The bank forecast economic growth to slow to 0.7 percent in 2012 before recovering somewhat in 2013, when the Riksbank expects the Swedish economy to grow by 2.1 percent.

The weak demand in the Swedish economy and abroad will also keep inflationary pressures low in the coming years, according to the Riksbank, which characterized the future for the Swedish economy as “uncertain”.

“The public-finance problems in the euro area in particular may become more serious and have more negative effects on the Swedish economy,” the Riksbank said.

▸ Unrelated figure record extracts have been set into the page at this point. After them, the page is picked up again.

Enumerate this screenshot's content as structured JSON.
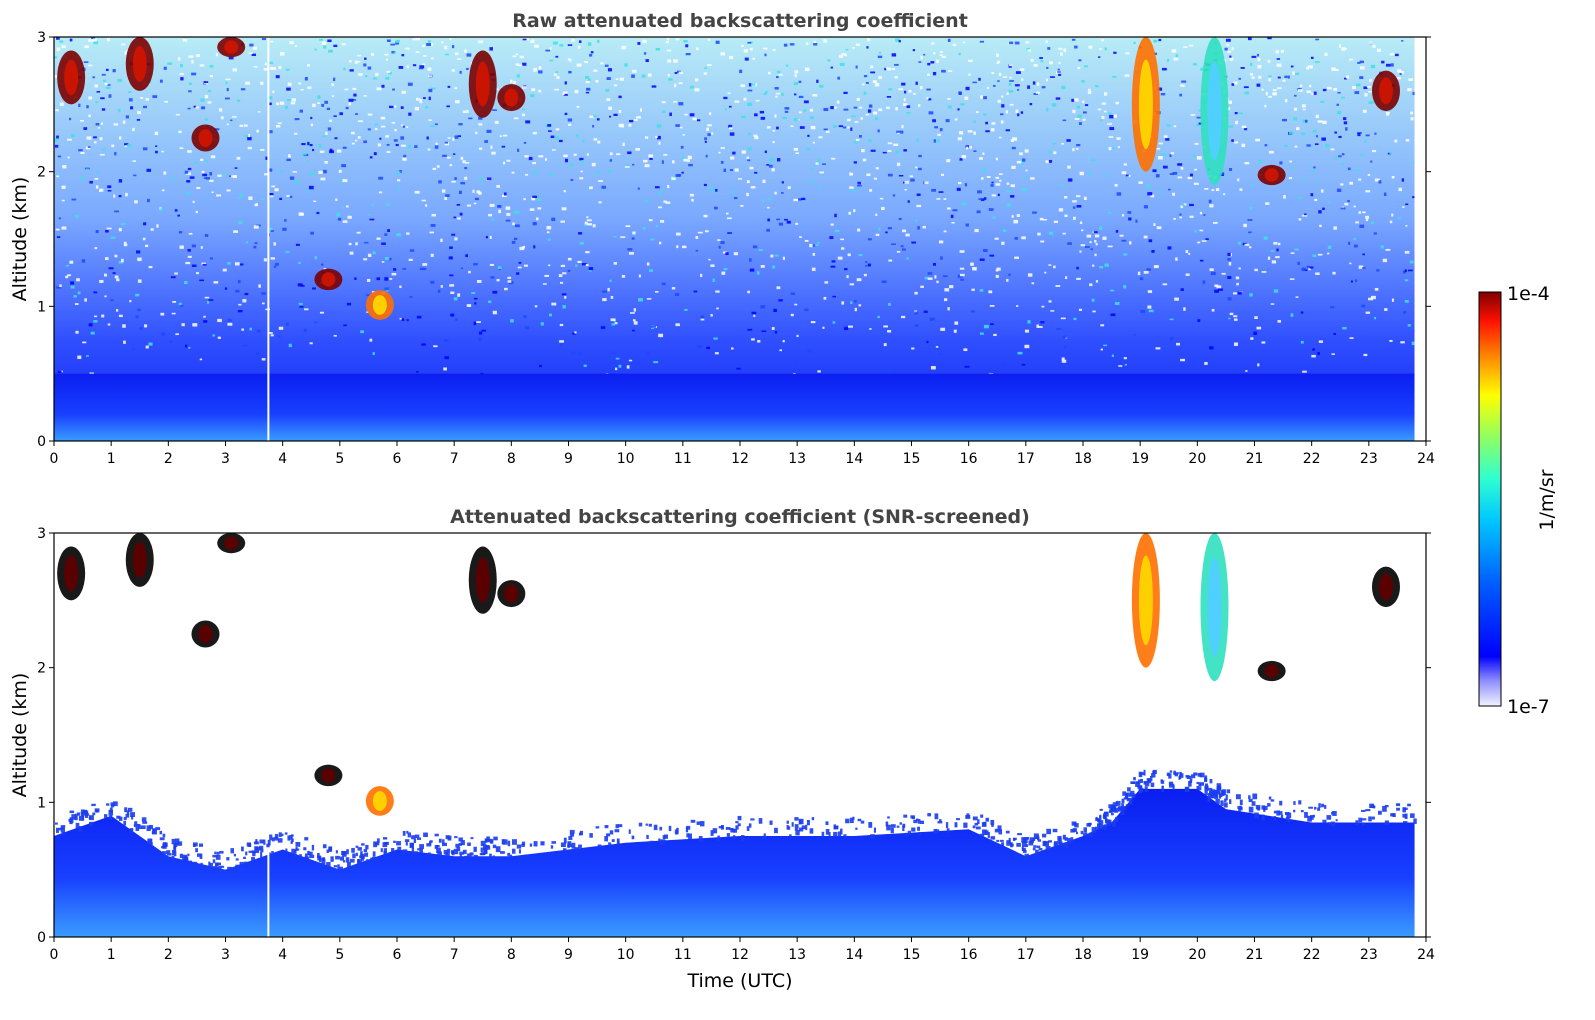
{
  "chart_data": [
    {
      "type": "heatmap",
      "title": "Raw attenuated backscattering coefficient",
      "xlabel": "",
      "ylabel": "Altitude (km)",
      "xlim": [
        0,
        24
      ],
      "ylim": [
        0,
        3
      ],
      "xticks": [
        "0",
        "1",
        "2",
        "3",
        "4",
        "5",
        "6",
        "7",
        "8",
        "9",
        "10",
        "11",
        "12",
        "13",
        "14",
        "15",
        "16",
        "17",
        "18",
        "19",
        "20",
        "21",
        "22",
        "23",
        "24"
      ],
      "yticks": [
        "0",
        "1",
        "2",
        "3"
      ],
      "data_time_end": 23.8,
      "gap_time": 3.75,
      "boundary_layer_top_km": 0.5,
      "clouds": [
        {
          "t": 0.3,
          "z_min": 2.5,
          "z_max": 2.9,
          "level": "high"
        },
        {
          "t": 1.5,
          "z_min": 2.6,
          "z_max": 3.0,
          "level": "high"
        },
        {
          "t": 2.65,
          "z_min": 2.15,
          "z_max": 2.35,
          "level": "high"
        },
        {
          "t": 3.1,
          "z_min": 2.85,
          "z_max": 3.0,
          "level": "high"
        },
        {
          "t": 4.8,
          "z_min": 1.12,
          "z_max": 1.28,
          "level": "high"
        },
        {
          "t": 5.7,
          "z_min": 0.9,
          "z_max": 1.12,
          "level": "medium"
        },
        {
          "t": 7.5,
          "z_min": 2.4,
          "z_max": 2.9,
          "level": "high"
        },
        {
          "t": 8.0,
          "z_min": 2.45,
          "z_max": 2.65,
          "level": "high"
        },
        {
          "t": 19.1,
          "z_min": 2.0,
          "z_max": 3.0,
          "level": "medium"
        },
        {
          "t": 20.3,
          "z_min": 1.9,
          "z_max": 3.0,
          "level": "low"
        },
        {
          "t": 21.3,
          "z_min": 1.9,
          "z_max": 2.05,
          "level": "high"
        },
        {
          "t": 23.3,
          "z_min": 2.45,
          "z_max": 2.75,
          "level": "high"
        }
      ]
    },
    {
      "type": "heatmap",
      "title": "Attenuated backscattering coefficient (SNR-screened)",
      "xlabel": "Time (UTC)",
      "ylabel": "Altitude (km)",
      "xlim": [
        0,
        24
      ],
      "ylim": [
        0,
        3
      ],
      "xticks": [
        "0",
        "1",
        "2",
        "3",
        "4",
        "5",
        "6",
        "7",
        "8",
        "9",
        "10",
        "11",
        "12",
        "13",
        "14",
        "15",
        "16",
        "17",
        "18",
        "19",
        "20",
        "21",
        "22",
        "23",
        "24"
      ],
      "yticks": [
        "0",
        "1",
        "2",
        "3"
      ],
      "data_time_end": 23.8,
      "gap_time": 3.75,
      "boundary_layer_top_km": [
        [
          0,
          0.75
        ],
        [
          1,
          0.9
        ],
        [
          2,
          0.6
        ],
        [
          3,
          0.5
        ],
        [
          4,
          0.65
        ],
        [
          5,
          0.5
        ],
        [
          6,
          0.65
        ],
        [
          7,
          0.6
        ],
        [
          8,
          0.6
        ],
        [
          10,
          0.7
        ],
        [
          12,
          0.75
        ],
        [
          14,
          0.75
        ],
        [
          16,
          0.8
        ],
        [
          17,
          0.6
        ],
        [
          18,
          0.75
        ],
        [
          18.5,
          0.85
        ],
        [
          19,
          1.1
        ],
        [
          20,
          1.1
        ],
        [
          20.5,
          0.95
        ],
        [
          22,
          0.85
        ],
        [
          23.8,
          0.85
        ]
      ]
    }
  ],
  "colorbar": {
    "label": "1/m/sr",
    "max_label": "1e-4",
    "min_label": "1e-7",
    "scale": "log",
    "colormap": "jet"
  },
  "colors": {
    "bl_core": "#1a3cf0",
    "bl_surface": "#3c8cff",
    "noise": "#1e46ff"
  }
}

“In this situation, the repo-rate path may need to be lower. On the other hand, it is possible that confidence in the public finances of the euro countries will recover more quickly than expected. This would call for a higher repo-rate path.”

Tor Borg, an analyst with SBAB bank, said the rate cut was expected, but that the lower forecast for the repo rate path was more aggressive than expected.

“It's perhaps a bit more offensive than what people had expected,” he told the TT news agency, adding that he agreed with the Riksbank's assessment of the Swedish economy.

“I very much think they should lower [rates], there's no reason not to do it. There's no inflationary pressure, growth is slow and there is huge uncertainty about what will happen in the world.”